When money is invested in an application to achieve savings or increase the income of a company, it is convenient to estimate its Return of Investment to decide if acquiring or developing the application is worth it.
In the case of Prescriptive Analytics applications, it makes even more sense to calculate the ROI because companies are seeking how to improve their decisions. These better decisions should produce measurable direct or indirect benefits in financial terms.
The good news is that Prescriptive Analytics applications can be used in many cases where the ROI is very high and the investment in them is clearly justified.
General ROI estimation steps
Each business situation is different and so is how to calculate the ROI However, there are some steps that should generally be followed for a specific area of decision, and which in a very simplified way would be:
Estimate how much the company would spend or earn during a given period of time if the decisions were optimal
One way to make this estimate would be by choosing various past scenarios in which decisions were made and calculating how much the company would have spent or earned.
From these calculations we obtain an estimate of expenses or income for a certain period of time.

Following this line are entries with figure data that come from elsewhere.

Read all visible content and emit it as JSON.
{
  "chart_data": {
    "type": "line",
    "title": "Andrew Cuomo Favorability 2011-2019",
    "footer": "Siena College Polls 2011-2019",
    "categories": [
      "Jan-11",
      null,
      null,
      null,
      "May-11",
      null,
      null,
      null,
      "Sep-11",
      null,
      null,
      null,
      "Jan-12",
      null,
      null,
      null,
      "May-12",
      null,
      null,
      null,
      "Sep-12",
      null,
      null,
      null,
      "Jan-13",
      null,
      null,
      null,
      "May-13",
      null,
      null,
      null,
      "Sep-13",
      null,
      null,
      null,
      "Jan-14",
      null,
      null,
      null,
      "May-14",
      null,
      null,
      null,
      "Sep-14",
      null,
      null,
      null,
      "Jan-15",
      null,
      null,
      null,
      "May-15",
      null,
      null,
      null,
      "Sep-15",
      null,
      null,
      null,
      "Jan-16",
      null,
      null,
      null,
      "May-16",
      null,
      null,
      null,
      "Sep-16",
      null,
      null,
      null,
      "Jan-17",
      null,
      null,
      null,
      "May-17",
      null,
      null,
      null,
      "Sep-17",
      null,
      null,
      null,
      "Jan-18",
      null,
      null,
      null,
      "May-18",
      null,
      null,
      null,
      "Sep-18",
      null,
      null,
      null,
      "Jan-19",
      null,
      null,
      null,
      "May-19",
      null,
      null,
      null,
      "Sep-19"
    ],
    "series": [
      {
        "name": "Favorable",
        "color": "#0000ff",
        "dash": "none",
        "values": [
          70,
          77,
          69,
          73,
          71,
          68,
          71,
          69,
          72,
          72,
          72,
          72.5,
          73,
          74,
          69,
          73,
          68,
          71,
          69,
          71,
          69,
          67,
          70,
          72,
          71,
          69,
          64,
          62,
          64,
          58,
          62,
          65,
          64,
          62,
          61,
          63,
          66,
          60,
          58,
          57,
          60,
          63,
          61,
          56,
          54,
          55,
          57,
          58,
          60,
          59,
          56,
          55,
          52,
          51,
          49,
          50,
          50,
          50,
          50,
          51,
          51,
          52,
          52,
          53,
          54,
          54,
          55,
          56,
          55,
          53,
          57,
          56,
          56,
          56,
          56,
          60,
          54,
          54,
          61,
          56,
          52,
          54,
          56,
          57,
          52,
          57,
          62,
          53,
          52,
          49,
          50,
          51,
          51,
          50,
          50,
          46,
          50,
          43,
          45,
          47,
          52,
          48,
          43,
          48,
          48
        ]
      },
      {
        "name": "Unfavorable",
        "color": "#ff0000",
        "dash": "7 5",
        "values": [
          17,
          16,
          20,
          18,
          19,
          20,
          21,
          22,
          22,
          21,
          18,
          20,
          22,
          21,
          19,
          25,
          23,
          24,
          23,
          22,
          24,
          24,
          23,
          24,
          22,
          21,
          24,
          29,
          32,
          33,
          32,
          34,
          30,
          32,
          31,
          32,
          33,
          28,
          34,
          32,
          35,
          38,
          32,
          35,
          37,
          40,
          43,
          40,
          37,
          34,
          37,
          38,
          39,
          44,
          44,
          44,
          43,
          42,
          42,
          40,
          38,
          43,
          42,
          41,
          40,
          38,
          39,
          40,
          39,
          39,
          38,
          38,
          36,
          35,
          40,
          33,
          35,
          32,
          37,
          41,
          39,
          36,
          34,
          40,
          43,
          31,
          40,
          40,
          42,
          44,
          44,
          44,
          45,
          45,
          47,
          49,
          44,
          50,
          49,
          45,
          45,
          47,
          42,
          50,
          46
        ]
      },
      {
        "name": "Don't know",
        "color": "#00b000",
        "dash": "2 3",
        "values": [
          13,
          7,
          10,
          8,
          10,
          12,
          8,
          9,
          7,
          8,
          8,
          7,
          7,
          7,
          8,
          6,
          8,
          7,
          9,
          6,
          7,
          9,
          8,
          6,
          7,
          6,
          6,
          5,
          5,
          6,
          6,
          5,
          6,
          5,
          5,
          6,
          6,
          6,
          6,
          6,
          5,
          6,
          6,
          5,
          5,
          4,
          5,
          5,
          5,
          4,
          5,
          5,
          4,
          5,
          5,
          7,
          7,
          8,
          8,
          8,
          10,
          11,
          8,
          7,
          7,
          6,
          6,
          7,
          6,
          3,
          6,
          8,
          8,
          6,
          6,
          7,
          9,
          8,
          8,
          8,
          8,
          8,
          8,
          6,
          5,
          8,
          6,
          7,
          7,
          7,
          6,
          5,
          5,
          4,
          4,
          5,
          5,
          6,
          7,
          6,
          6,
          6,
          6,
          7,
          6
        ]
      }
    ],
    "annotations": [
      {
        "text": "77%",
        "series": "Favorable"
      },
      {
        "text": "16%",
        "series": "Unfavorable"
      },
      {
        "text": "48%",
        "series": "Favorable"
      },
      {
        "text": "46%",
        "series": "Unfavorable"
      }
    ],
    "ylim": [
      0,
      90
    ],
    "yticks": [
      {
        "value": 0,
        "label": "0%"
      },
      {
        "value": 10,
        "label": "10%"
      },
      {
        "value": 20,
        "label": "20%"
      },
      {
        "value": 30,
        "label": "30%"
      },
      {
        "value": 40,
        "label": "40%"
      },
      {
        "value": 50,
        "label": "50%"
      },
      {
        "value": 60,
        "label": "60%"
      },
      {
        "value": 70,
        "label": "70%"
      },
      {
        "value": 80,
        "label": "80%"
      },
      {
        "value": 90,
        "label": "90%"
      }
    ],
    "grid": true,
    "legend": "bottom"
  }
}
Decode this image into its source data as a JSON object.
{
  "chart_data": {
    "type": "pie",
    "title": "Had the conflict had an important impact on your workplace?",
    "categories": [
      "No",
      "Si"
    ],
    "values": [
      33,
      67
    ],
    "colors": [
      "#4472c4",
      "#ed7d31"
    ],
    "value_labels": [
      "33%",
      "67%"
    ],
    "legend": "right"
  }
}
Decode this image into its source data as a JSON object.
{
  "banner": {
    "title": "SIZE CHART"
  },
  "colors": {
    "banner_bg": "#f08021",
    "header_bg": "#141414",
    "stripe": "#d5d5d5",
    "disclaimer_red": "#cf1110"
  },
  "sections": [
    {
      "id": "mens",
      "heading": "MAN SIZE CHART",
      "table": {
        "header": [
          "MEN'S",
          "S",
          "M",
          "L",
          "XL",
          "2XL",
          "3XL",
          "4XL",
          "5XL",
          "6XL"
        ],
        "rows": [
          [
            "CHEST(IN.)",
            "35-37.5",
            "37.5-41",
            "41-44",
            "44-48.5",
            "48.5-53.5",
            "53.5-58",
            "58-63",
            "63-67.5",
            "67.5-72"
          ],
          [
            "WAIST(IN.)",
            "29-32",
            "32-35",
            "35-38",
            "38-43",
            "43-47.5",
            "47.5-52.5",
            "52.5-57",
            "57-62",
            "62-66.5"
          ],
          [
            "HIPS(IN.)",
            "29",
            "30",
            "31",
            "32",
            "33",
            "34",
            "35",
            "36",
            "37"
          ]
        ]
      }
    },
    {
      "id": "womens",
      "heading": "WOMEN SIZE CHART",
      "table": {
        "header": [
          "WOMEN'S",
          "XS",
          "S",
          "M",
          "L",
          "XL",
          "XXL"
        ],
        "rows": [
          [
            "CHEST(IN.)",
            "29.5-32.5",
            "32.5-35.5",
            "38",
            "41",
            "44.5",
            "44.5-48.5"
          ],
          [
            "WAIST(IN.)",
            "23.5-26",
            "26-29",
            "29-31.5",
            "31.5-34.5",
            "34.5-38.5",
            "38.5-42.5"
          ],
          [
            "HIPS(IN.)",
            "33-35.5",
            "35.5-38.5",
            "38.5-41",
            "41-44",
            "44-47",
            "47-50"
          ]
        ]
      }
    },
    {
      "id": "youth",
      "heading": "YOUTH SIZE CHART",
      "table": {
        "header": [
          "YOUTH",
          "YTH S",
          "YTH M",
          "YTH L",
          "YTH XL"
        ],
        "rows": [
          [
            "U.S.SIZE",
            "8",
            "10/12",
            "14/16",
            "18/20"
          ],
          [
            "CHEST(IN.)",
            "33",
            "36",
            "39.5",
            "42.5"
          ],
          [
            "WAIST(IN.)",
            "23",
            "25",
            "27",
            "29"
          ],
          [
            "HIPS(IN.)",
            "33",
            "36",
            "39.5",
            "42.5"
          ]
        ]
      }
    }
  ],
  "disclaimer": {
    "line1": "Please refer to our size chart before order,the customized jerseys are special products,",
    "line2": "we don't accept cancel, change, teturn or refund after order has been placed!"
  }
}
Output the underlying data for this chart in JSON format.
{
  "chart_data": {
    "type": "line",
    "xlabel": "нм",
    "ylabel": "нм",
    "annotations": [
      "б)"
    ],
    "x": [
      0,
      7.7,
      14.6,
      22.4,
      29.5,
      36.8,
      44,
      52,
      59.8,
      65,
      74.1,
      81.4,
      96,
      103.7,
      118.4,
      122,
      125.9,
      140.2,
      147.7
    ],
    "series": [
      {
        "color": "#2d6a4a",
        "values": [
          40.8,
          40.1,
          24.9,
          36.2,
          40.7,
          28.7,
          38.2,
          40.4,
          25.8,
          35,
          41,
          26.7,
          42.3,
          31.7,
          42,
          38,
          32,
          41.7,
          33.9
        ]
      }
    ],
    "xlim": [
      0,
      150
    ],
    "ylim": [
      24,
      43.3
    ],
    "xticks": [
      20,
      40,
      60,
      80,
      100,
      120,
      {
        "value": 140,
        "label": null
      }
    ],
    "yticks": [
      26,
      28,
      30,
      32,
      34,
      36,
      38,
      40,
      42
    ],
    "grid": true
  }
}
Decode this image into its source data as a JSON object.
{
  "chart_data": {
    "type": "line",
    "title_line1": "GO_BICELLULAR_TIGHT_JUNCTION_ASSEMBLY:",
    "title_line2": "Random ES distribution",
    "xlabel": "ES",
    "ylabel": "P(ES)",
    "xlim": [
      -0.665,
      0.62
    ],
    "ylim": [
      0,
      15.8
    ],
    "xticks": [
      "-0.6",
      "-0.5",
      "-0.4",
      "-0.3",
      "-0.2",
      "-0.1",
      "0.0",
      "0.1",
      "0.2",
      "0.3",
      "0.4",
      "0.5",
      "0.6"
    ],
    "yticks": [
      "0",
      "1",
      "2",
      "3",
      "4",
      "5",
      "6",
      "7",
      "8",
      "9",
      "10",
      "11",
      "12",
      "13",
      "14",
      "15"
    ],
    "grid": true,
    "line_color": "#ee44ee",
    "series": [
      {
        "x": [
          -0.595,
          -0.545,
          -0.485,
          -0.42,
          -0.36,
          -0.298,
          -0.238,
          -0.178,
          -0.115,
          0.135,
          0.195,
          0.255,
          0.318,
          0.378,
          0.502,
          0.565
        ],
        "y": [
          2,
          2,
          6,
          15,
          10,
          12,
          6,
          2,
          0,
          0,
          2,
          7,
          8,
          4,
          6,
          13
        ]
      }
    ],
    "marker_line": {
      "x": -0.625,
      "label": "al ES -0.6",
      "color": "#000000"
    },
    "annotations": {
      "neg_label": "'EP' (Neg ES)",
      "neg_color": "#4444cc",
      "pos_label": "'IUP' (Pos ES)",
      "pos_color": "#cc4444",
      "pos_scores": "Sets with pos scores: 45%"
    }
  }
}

To make this estimate, objective criteria are used to relate the sample of calculated data to the estimated value for the entire period. There are cases where expenses or income can be calculated directly without the need for estimates, but it is not very common.
Calculation of the actual expenses or income of the company.
To perform these calculations, we must use the same time period as in the previous estimate.
Calculation of earnings
Using the same time period, the company’s earnings are calculated according to whether it is savings (value obtained in step 2 minus what was obtained in step 1) or increase in income (vice versa)
Typically, a Prescriptive Analysis application is an investment (CAPEX) made at the beginning of the implementation, but the savings or income increases accrue indefinitely over time if the scenario does not change. Therefore, ROI is calculated over a period of time, for example, one year. The formula is:
ROI: ((profit – investment) / investment) x 100
Where the gains are savings or increased revenue in the chosen period, and the investment is the cost of purchasing or developing the application.
Introducing Payback Time
It is a similar concept to ROI. This is the time period taken by the application “to pay for itself” with the profits it brings and is generally a better indicator for Prescriptive Analytics applications. This is so because these applications are generally funded by the benefits obtained in a few months, weeks or even days of use.
The calculation of the payback time is very simple: if, for example, we want to calculate in how many weeks the application pays for itself:
Payback Time= Average investment / profit in a week
How much can we expect?
In the academic literature, the PhD Dissertation entitled “Analysis of the complexity of model-based decision-making processes within the context of industrial management” [Pulido, 2016], calculated the average savings reported in 56 articles from the Interfaces magazine that reported on the impact of the implementation of Operations Research solutions in so many projects. These articles are limited to real cases with objective quantification of the impact.
The calculated result is an average saving of 15.96% and a standard deviation of 9.06%, with a minimum of 3% and a maximum of 37%.
Conclusions: time to market
Any investment in Prescriptive Analytics applications must pass the ROI or Payback filter. There are cases where these applications are not worth using due to poor return, but there are many others where “money is wasted” when they are not immediately implemented.
That’s why in Prescriptive Analytics, we talk about the money the company is losing each month that goes by without a working solution. And not to mention that many of these applications are used in strategic processes that give the company a competitive advantage in increasingly difficult markets. This is the concept of Time To Market, which is broader than ROI and can also be calculated.